The mystique of the South Carolina Lowcountry

[Image: 640px-Harbour_Town_July_2007.jpg]

The mystique of the South Carolina Lowcountry

By Sakura Honda
The Daily Magi
July 26, 2051


The Lowcountry (official spelling, sometimes spelled Low Country or just lowcountry) is a geographic and cultural region located along South Carolina's coast. The region includes the South Carolina Sea Islands. Once a location that was known for its agricultural wealth, the Lowcountry today is internationally renowned for its historic cities and communities, its natural beauty, and its unique cultural heritage, which have attracted millions of visitors and thousands of new residents.

The most commonly accepted counties of the Lowcountry are Beaufort, Colleton, Hampton, and Jasper counties. Supporters of this definition point to the Lowcountry Council of Governments (a regional governmental entity charged with regional and transportation planning) as covering these four counties. In addition, the South Carolina Department of Parks, Recreation, and Tourism identifies the "Lowcountry and Resort Islands" tourism area as the four aforementioned counties.

A larger geographic definition for Lowcountry often includes Berkeley, Charleston, and Dorchester counties, sometimes referred to as the Charleston-North Charleston-Summerville metropolitan area. Critics of this larger definition point that the Charleston-North Charleston-Summerville metropolitan area, frequently used by those living in the City of Charleston, borrowed the Lowcountry moniker in an attempt to give a name to their region of the state; however, supporters point that many of the same geographic qualities and features found in the smaller area are also found throughout the three metropolitan counties as well.

Applied more broadly, the term can also refer to peripheral or adjacent areas. These include Allendale, Georgetown, and Williamsburg counties. Although along the coast, Horry County, home to Myrtle Beach and Conway is very rarely included in the definition and is more often considered to be its own region (The Grand Strand) or closer geographically to the Pee Dee Region of the state.

Tourism is the current dominant economic sector throughout much the Lowcountry and hinges upon three major contributing factors: resort amenities, cultural sites, and natural features.

The evolution of the modern resort community was pioneered at Sea Pines Plantation on Hilton Head Island in the 1950s. Since that time, other parts of Hilton Head Island in addition to Fripp Island, Seabrook Island, Kiawah Island, and the Wild Dunes portion of the Isle of Palms have developed into popular destinations for golf, tennis, and beach vacations.
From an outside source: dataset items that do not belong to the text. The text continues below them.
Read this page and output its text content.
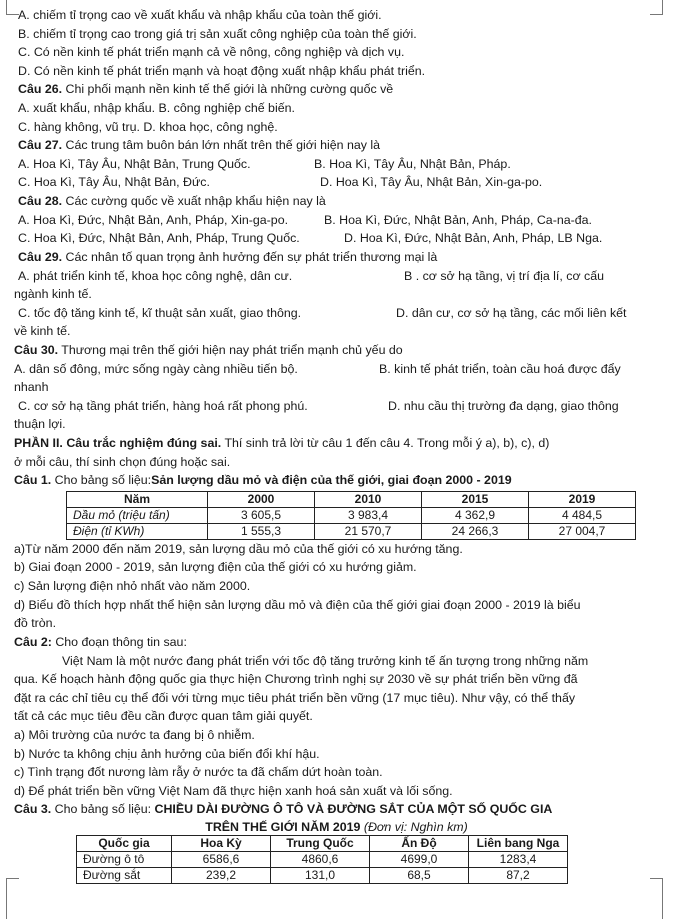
A. chiếm tỉ trọng cao về xuất khẩu và nhập khẩu của toàn thế giới.
B. chiếm tỉ trọng cao trong giá trị sản xuất công nghiệp của toàn thế giới.
C. Có nền kinh tế phát triển mạnh cả về nông, công nghiệp và dịch vụ.
D. Có nền kinh tế phát triển mạnh và hoạt động xuất nhập khẩu phát triển.
Câu 26. Chi phối mạnh nền kinh tế thế giới là những cường quốc về
A. xuất khẩu, nhập khẩu. B. công nghiệp chế biến.
C. hàng không, vũ trụ. D. khoa học, công nghệ.
Câu 27. Các trung tâm buôn bán lớn nhất trên thế giới hiện nay là
A. Hoa Kì, Tây Âu, Nhật Bản, Trung Quốc.	B. Hoa Kì, Tây Âu, Nhật Bản, Pháp.
C. Hoa Kì, Tây Âu, Nhật Bản, Đức.	D. Hoa Kì, Tây Âu, Nhật Bản, Xin-ga-po.
Câu 28. Các cường quốc về xuất nhập khẩu hiện nay là
A. Hoa Kì, Đức, Nhật Bản, Anh, Pháp, Xin-ga-po.	B. Hoa Kì, Đức, Nhật Bản, Anh, Pháp, Ca-na-đa.
C. Hoa Kì, Đức, Nhật Bản, Anh, Pháp, Trung Quốc.	D. Hoa Kì, Đức, Nhật Bản, Anh, Pháp, LB Nga.
Câu 29. Các nhân tố quan trọng ảnh hưởng đến sự phát triển thương mại là
A. phát triển kinh tế, khoa học công nghệ, dân cư.	B . cơ sở hạ tầng, vị trí địa lí, cơ cấu
ngành kinh tế.
C. tốc độ tăng kinh tế, kĩ thuật sản xuất, giao thông.	D. dân cư, cơ sở hạ tầng, các mối liên kết
về kinh tế.
Câu 30. Thương mại trên thế giới hiện nay phát triển mạnh chủ yếu do
A. dân số đông, mức sống ngày càng nhiều tiến bộ.	B. kinh tế phát triển, toàn cầu hoá được đẩy
nhanh
C. cơ sở hạ tầng phát triển, hàng hoá rất phong phú.	D. nhu cầu thị trường đa dạng, giao thông
thuận lợi.
PHẦN II. Câu trắc nghiệm đúng sai. Thí sinh trả lời từ câu 1 đến câu 4. Trong mỗi ý a), b), c), d)
ở mỗi câu, thí sinh chọn đúng hoặc sai.
Câu 1. Cho bảng số liệu:Sản lượng dầu mỏ và điện của thế giới, giai đoạn 2000 - 2019
Năm	2000	2010	2015	2019
Dầu mỏ (triệu tấn)	3 605,5	3 983,4	4 362,9	4 484,5
Điện (tỉ KWh)	1 555,3	21 570,7	24 266,3	27 004,7
a)Từ năm 2000 đến năm 2019, sản lượng dầu mỏ của thế giới có xu hướng tăng.
b) Giai đoạn 2000 - 2019, sản lượng điện của thế giới có xu hướng giảm.
c) Sản lượng điện nhỏ nhất vào năm 2000.
d) Biểu đồ thích hợp nhất thể hiện sản lượng dầu mỏ và điện của thế giới giai đoạn 2000 - 2019 là biểu
đồ tròn.
Câu 2: Cho đoạn thông tin sau:
Việt Nam là một nước đang phát triển với tốc độ tăng trưởng kinh tế ấn tượng trong những năm
qua. Kế hoạch hành động quốc gia thực hiện Chương trình nghị sự 2030 về sự phát triển bền vững đã
đặt ra các chỉ tiêu cụ thể đối với từng mục tiêu phát triển bền vững (17 mục tiêu). Như vậy, có thể thấy
tất cả các mục tiêu đều cần được quan tâm giải quyết.
a) Môi trường của nước ta đang bị ô nhiễm.
b) Nước ta không chịu ảnh hưởng của biến đổi khí hậu.
c) Tình trạng đốt nương làm rẫy ở nước ta đã chấm dứt hoàn toàn.
d) Để phát triển bền vững Việt Nam đã thực hiện xanh hoá sản xuất và lối sống.
Câu 3. Cho bảng số liệu: CHIỀU DÀI ĐƯỜNG Ô TÔ VÀ ĐƯỜNG SẮT CỦA MỘT SỐ QUỐC GIA
TRÊN THẾ GIỚI NĂM 2019 (Đơn vị: Nghìn km)
Quốc gia	Hoa Kỳ	Trung Quốc	Ấn Độ	Liên bang Nga
Đường ô tô	6586,6	4860,6	4699,0	1283,4
Đường sắt	239,2	131,0	68,5	87,2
Longstanding seaside communities including Edisto Beach, Folly Beach, Sullivan's Island, and the Isle of Palms remain popular destinations for visitors and a growing number of permanent residents and second-home owners.

Charleston is one of the leading cultural and historic destinations in the United States and attracts millions of visitors each year. Beaufort is also a very popular destination for cultural activities and sightseeing, while some of the smaller communities in the region have certain cultural activities or amenities that attract thousands of visitors per year. Highway or traveler commercial services are of particular importance to communities in the lowcountry (including Mount Pleasant, North Charleston, South Carolina, Goose Creek, Charleston and Summerville) and along Interstate 95 (including St. George, Walterboro, and Hardeeville).

Hunting Island State Park, Edisto State Park and other local, state, and federally protected or preserved lands and wetlands provide thousands of acres of pristine natural areas that are accessible in areas to millions of visitors.